Is veto power a form of abuse?

In our case, yes, there is some "keep the marriage together" involved with Hubby's and my agreement. When I moved Alt and Country down here to form a household with Hubby, he and I made certain promises to them, chiefly that they would not have to move house again and would not be put through a second divorce (I'm divorced from their father). So when Hubby and I opened the marriage, we believed we had to make some agreements and arrangements to ensure that we would keep our promises to my kids.
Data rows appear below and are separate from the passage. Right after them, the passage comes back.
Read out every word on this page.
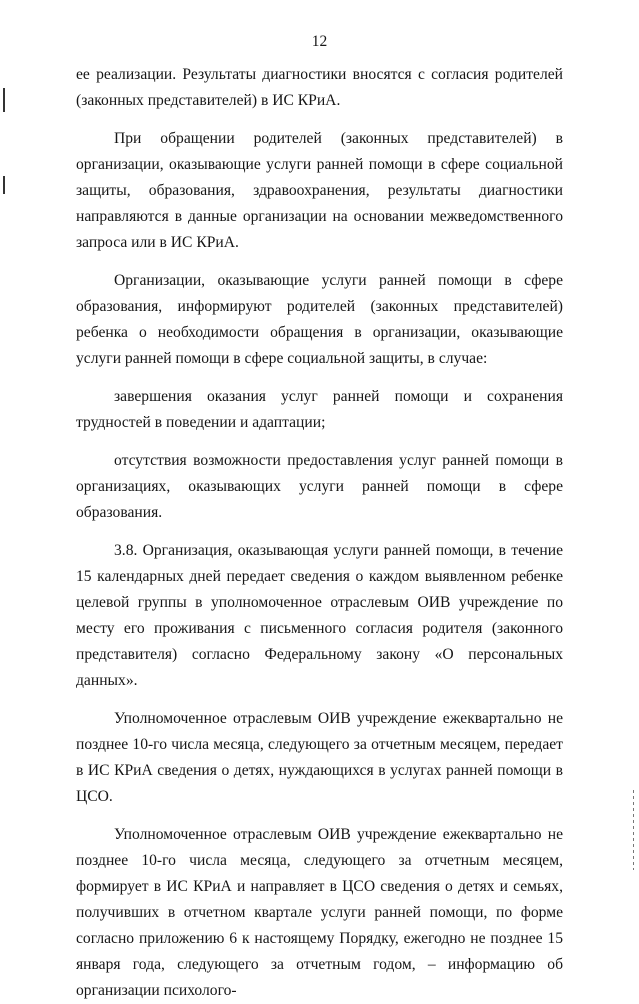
12

ее реализации. Результаты диагностики вносятся с согласия родителей (законных представителей) в ИС КРиА.

При обращении родителей (законных представителей) в организации, оказывающие услуги ранней помощи в сфере социальной защиты, образования, здравоохранения, результаты диагностики направляются в данные организации на основании межведомственного запроса или в ИС КРиА.

Организации, оказывающие услуги ранней помощи в сфере образования, информируют родителей (законных представителей) ребенка о необходимости обращения в организации, оказывающие услуги ранней помощи в сфере социальной защиты, в случае:

завершения оказания услуг ранней помощи и сохранения трудностей в поведении и адаптации;

отсутствия возможности предоставления услуг ранней помощи в организациях, оказывающих услуги ранней помощи в сфере образования.

3.8. Организация, оказывающая услуги ранней помощи, в течение 15 календарных дней передает сведения о каждом выявленном ребенке целевой группы в уполномоченное отраслевым ОИВ учреждение по месту его проживания с письменного согласия родителя (законного представителя) согласно Федеральному закону «О персональных данных».

Уполномоченное отраслевым ОИВ учреждение ежеквартально не позднее 10-го числа месяца, следующего за отчетным месяцем, передает в ИС КРиА сведения о детях, нуждающихся в услугах ранней помощи в ЦСО.

Уполномоченное отраслевым ОИВ учреждение ежеквартально не позднее 10-го числа месяца, следующего за отчетным месяцем, формирует в ИС КРиА и направляет в ЦСО сведения о детях и семьях, получивших в отчетном квартале услуги ранней помощи, по форме согласно приложению 6 к настоящему Порядку, ежегодно не позднее 15 января года, следующего за отчетным годом, – информацию об организации психолого-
If S2 *wanted* to be able to veto potential other partners of mine, I would give him that power, as long as it was reciprocal. He and I don't have a "veto power" agreement because he doesn't want one. He's not reluctant about the idea that Hubby *in theory* could veto S2 as a partner for me; S2 considers that common sense for a marriage where kids are involved.

On the other hand, my first boyfriend under this dynamic, Guy, and I *did* agree to veto power over each other's other partners. He had the same right as Hubby.

For us, though, it isn't an arbitrary thing. Part of the agreement is that we can only veto someone if there is a strong, valid reason; and the veto can be negotiated. For example, Hubby and Guy vetoed an FWB I'd been seeing because we found out that FWB was using me as a backup plan; he was breaking plans with me to see other women, and then calling me when he couldn't get anyone else to hook up with him. And telling several of our mutual friends that I was just "there when I can't find anyone else to fuck." Hubby and Guy felt that was extremely disrespectful and hurtful to me, so veto went into effect. (I'd decided on my own to be done with FWB anyway.)

For both Hubby and Guy, I vetoed a woman from the dating site we belong to because she has a reputation for trying to break up marriages. (Hubby and Guy had already decided not to accept her propositions; for that matter, so has S2.)

I don't consider the veto power a sign of distrust. It's more a "I feel really strongly against you being with this person, so I need to go a step up from just saying I'd rather you not." And in reality, everyone that Hubby or I has vetoed for the other has turned out to be someone the other didn't want to be involved with anyway.